Defendants make arguments based on factor eight. However, that factor has been subsumed in the lodestar, as have factors one, three, five, and nine. (Rec. doc. 294 at 9). Factor six, the type of fee, which here is contingent, leans in favor of Plaintiffs, as they have not yet received any reimbursement for years of work. Factor seven is not applicable here. Defendants briefly argue that factors two and four support a reduction of the lodestar. (Id.). Defendants' arguments that the issues here were not particularly novel or complex and that this case could not have precluded other employment do not warrant a downward adjustment of the lodestar in light of the presumptive reasonableness of the lodestar. See Badon, 2022 WL 18671139, at *6 (finding downward adjustment of the lodestar unnecessary despite plaintiffs' experience in FLSA litigation and the arguable preclusion of other employment). No downward adjustment is merited here.
Accordingly, the distribution of fees is as follows:
Name | Hours | Hourly rate | Amount |
Charles J. Stiegler | 242 | $350.00 | $84,700.00 |
Kenneth C. Bordes | 178.7 | $350.00 | $62,545.00 |
Total Recommended | $147,245.00 |
III. Costs
The Stiegler Law Firm seeks costs in the amount of $2,832.25, which is comprised of $400.00 in court filing fees, $95.00 in service of process, $64.50 to court reporters for transcripts of court hearings, and $2,272.75 to court reporters for transcripts of the depositions of Joshua Bruno (Defendants' owner and CEO) and Steve Coffman (Defendants' CFO). The Law Offices of Kenneth Bordes seeks costs in the amount of $3,518.11, which is comprised of $599.50 for court costs and copying, $225.97 for service, and $2,732.64 in transcript costs. Defendants do not challenge any of the requested costs.

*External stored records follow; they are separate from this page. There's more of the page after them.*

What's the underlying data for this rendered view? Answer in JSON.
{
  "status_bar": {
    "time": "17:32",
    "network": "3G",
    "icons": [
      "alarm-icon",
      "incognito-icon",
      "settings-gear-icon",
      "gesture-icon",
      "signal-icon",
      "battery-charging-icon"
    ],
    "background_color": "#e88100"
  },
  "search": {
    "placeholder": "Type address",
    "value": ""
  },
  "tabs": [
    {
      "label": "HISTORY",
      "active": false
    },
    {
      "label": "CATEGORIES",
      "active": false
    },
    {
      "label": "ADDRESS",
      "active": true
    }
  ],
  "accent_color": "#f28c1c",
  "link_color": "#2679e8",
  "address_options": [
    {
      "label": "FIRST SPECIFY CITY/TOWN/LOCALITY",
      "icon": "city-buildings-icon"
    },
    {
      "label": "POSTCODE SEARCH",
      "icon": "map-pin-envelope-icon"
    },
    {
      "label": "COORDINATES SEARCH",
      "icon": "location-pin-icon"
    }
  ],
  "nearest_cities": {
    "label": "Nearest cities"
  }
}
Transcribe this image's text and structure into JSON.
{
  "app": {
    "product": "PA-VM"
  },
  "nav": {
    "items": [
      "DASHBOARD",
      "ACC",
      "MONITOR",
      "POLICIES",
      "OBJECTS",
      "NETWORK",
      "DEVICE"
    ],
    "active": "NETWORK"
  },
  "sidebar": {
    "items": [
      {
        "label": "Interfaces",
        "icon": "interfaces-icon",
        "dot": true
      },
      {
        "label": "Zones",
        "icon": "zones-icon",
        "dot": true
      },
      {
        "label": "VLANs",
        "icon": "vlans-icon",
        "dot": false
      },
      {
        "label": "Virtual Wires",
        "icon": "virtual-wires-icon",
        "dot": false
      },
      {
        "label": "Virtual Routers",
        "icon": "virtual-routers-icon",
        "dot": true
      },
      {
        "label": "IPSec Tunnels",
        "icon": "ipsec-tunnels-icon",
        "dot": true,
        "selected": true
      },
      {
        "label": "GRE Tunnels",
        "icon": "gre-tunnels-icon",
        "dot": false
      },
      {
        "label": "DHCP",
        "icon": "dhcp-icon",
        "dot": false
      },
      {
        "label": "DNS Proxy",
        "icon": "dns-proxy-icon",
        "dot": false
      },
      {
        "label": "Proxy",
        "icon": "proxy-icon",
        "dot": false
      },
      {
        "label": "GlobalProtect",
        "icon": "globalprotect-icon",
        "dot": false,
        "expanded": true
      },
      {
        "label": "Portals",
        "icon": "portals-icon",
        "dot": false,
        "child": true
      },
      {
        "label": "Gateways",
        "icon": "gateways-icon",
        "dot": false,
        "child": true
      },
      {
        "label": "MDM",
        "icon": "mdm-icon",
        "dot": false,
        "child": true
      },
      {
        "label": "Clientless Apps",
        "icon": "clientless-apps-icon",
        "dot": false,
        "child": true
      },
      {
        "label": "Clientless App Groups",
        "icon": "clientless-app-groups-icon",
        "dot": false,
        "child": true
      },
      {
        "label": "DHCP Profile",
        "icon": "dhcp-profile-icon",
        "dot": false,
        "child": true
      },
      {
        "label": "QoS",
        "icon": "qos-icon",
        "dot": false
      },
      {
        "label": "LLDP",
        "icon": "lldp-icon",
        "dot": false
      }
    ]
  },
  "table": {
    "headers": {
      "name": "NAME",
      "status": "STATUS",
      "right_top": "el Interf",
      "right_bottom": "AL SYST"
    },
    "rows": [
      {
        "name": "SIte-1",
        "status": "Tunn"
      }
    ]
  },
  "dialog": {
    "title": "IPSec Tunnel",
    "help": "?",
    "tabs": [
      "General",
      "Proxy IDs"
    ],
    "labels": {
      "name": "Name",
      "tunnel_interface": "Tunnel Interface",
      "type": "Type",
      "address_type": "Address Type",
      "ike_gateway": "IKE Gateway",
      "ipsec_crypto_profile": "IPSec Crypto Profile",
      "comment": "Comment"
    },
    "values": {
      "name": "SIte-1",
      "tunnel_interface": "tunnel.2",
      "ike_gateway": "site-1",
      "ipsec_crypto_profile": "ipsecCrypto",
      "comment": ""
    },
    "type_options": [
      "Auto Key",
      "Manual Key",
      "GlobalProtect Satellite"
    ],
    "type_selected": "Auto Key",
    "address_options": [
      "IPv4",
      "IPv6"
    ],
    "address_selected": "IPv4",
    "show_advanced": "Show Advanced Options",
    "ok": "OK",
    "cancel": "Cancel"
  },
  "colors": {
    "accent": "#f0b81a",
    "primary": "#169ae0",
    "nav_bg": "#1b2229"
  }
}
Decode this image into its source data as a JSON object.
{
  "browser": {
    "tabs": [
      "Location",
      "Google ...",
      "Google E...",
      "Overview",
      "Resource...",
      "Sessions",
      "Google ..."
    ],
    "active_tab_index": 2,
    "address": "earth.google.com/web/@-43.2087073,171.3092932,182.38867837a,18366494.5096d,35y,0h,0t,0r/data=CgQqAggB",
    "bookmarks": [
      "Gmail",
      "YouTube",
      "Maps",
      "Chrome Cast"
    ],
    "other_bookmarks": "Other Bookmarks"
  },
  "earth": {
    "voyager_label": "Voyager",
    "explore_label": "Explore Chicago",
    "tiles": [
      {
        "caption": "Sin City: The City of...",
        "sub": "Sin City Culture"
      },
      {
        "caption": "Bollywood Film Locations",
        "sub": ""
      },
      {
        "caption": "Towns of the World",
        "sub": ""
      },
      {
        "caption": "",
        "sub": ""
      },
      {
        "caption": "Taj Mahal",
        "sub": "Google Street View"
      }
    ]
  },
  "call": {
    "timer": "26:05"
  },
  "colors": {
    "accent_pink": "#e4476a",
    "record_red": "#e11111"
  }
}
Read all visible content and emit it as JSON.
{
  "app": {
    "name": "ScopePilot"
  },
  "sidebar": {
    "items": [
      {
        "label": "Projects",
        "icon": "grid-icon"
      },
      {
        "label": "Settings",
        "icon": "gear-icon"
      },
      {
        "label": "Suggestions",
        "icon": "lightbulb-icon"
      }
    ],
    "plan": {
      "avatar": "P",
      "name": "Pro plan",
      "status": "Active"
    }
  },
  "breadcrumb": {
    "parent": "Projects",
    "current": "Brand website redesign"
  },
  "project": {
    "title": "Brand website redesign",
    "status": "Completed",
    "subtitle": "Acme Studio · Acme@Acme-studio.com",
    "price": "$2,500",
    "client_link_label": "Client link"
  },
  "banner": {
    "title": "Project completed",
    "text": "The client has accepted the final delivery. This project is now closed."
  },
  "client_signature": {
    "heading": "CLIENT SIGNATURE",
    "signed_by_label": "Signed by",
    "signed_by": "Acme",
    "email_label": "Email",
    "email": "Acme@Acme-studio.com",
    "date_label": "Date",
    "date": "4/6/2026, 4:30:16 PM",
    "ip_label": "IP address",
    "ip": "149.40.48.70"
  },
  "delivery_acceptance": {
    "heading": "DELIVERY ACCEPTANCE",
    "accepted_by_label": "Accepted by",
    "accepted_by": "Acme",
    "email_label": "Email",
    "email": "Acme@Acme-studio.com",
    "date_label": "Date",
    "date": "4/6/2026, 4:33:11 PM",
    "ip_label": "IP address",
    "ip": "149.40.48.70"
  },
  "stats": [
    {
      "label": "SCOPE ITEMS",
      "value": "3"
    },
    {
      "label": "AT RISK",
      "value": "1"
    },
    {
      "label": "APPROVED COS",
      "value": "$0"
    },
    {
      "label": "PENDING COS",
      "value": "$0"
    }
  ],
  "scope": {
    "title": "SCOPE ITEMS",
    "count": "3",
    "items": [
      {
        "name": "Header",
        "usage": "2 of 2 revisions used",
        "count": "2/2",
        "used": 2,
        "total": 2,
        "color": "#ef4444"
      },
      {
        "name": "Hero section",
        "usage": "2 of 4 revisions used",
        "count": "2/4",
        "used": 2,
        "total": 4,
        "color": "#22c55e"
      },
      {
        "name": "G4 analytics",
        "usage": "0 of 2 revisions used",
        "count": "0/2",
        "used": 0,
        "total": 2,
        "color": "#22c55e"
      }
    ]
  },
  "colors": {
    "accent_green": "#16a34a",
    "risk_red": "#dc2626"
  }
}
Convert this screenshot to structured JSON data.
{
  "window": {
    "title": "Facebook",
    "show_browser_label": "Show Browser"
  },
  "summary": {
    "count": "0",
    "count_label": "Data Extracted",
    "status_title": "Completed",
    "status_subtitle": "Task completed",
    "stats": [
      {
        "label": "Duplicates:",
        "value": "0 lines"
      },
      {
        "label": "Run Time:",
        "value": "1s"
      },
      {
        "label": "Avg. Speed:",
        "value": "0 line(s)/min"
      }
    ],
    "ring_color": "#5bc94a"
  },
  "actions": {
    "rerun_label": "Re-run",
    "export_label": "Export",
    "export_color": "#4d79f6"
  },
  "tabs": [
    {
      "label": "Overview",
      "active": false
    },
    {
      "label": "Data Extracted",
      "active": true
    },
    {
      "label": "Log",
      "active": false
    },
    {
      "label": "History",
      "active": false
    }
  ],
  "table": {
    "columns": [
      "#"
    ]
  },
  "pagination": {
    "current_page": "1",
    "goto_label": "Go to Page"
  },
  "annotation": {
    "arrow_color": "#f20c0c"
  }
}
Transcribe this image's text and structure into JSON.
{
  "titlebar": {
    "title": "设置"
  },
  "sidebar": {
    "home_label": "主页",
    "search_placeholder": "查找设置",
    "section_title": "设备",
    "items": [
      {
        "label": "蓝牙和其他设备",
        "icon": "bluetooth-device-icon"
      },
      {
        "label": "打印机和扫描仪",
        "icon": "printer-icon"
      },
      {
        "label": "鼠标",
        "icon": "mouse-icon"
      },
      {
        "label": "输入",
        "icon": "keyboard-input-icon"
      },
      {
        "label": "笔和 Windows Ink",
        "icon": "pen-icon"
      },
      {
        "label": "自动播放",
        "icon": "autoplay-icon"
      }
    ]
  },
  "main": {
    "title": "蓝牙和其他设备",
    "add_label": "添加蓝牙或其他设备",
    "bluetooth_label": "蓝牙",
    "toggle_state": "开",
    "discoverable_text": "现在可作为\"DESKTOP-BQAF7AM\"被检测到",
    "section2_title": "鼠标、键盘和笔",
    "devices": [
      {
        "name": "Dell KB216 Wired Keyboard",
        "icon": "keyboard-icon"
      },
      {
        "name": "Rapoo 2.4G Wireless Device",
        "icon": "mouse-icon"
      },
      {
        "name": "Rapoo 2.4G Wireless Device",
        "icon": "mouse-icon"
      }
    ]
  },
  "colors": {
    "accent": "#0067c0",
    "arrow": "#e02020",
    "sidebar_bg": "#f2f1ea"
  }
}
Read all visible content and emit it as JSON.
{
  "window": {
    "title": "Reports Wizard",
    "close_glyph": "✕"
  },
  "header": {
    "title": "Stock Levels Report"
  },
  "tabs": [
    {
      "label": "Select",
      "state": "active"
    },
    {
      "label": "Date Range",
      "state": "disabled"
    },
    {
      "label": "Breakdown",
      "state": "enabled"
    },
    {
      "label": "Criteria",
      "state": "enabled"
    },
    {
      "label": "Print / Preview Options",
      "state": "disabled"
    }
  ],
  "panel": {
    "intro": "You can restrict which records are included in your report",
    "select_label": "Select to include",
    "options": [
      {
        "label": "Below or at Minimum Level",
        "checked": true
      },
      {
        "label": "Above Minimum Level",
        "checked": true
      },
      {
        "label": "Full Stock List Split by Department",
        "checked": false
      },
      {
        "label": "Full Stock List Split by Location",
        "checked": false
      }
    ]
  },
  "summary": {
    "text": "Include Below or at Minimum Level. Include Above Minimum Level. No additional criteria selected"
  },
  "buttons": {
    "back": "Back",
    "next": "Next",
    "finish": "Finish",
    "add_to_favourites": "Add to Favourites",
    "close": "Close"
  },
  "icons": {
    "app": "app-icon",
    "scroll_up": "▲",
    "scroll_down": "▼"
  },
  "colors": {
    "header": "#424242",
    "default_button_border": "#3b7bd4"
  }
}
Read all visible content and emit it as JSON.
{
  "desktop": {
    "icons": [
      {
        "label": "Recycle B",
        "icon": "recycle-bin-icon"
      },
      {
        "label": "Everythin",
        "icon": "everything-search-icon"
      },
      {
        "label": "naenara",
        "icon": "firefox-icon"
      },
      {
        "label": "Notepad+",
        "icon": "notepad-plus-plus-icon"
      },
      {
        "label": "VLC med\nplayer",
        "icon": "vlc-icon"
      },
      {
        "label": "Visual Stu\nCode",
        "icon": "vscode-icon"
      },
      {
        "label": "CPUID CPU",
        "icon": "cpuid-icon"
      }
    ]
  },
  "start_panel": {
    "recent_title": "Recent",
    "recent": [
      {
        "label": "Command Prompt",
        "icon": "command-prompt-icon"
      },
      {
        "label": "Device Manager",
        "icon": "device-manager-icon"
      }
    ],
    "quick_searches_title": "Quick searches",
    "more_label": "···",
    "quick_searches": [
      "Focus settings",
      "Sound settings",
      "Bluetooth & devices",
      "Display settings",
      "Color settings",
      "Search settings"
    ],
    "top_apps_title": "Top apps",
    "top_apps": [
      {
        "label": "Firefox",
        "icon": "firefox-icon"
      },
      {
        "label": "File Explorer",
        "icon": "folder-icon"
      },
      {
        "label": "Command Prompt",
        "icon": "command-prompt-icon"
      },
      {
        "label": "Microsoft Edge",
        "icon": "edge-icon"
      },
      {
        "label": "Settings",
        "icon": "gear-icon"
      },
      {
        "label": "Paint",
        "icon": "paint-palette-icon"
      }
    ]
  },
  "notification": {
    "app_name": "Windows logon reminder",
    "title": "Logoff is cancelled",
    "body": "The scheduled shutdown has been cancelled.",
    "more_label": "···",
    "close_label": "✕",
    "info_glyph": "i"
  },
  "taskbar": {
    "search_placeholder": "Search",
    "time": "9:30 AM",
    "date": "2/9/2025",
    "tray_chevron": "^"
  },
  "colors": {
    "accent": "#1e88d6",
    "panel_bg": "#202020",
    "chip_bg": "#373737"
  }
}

The applicable law is that costs other than attorneys' fees shall be allowed as a matter of course to the prevailing party unless the court otherwise directs. Fed.R.Civ.P. 54(d). 28 U.S.C.A. § 1920 provides a list of fees that a judge may tax as costs, including: “fees for ... transcripts necessarily obtained for use in the case” and “fees for ... costs of making copies of any materials where the copies are necessarily obtained for use in the case.” Furthermore, filing fees and fees for service of process are generally recoverable. Shaw, 2024 WL 1556861 at, *6. The Court will therefore award all costs sought for a total of $6,350.36 in costs.
IV. Conclusion
For the foregoing reasons, IT IS RECOMMENDED that Plaintiffs' Motion for Attorneys' Fees (rec. doc. 289) be GRANTED IN PART and Plaintiffs be awarded a total of $153,595.36 ($147,245.00 + $6,350.36) in attorneys' fees and costs.
NOTICE OF RIGHT TO OBJECT
A party's failure to file written objections to the proposed findings, conclusions, and recommendation contained in a magistrate judge's report and recommendation within 14 days after being served with a copy shall bar that party, except upon grounds of plain error, from attacking on appeal the unobjected-to proposed factual findings and legal conclusions accepted by the district court, provided that the party has been served with notice that such consequences will result from a failure to object. Douglass v. United States Auto. Ass'n, 79 F.3d 1415 (5th Cir. 1996) (en banc).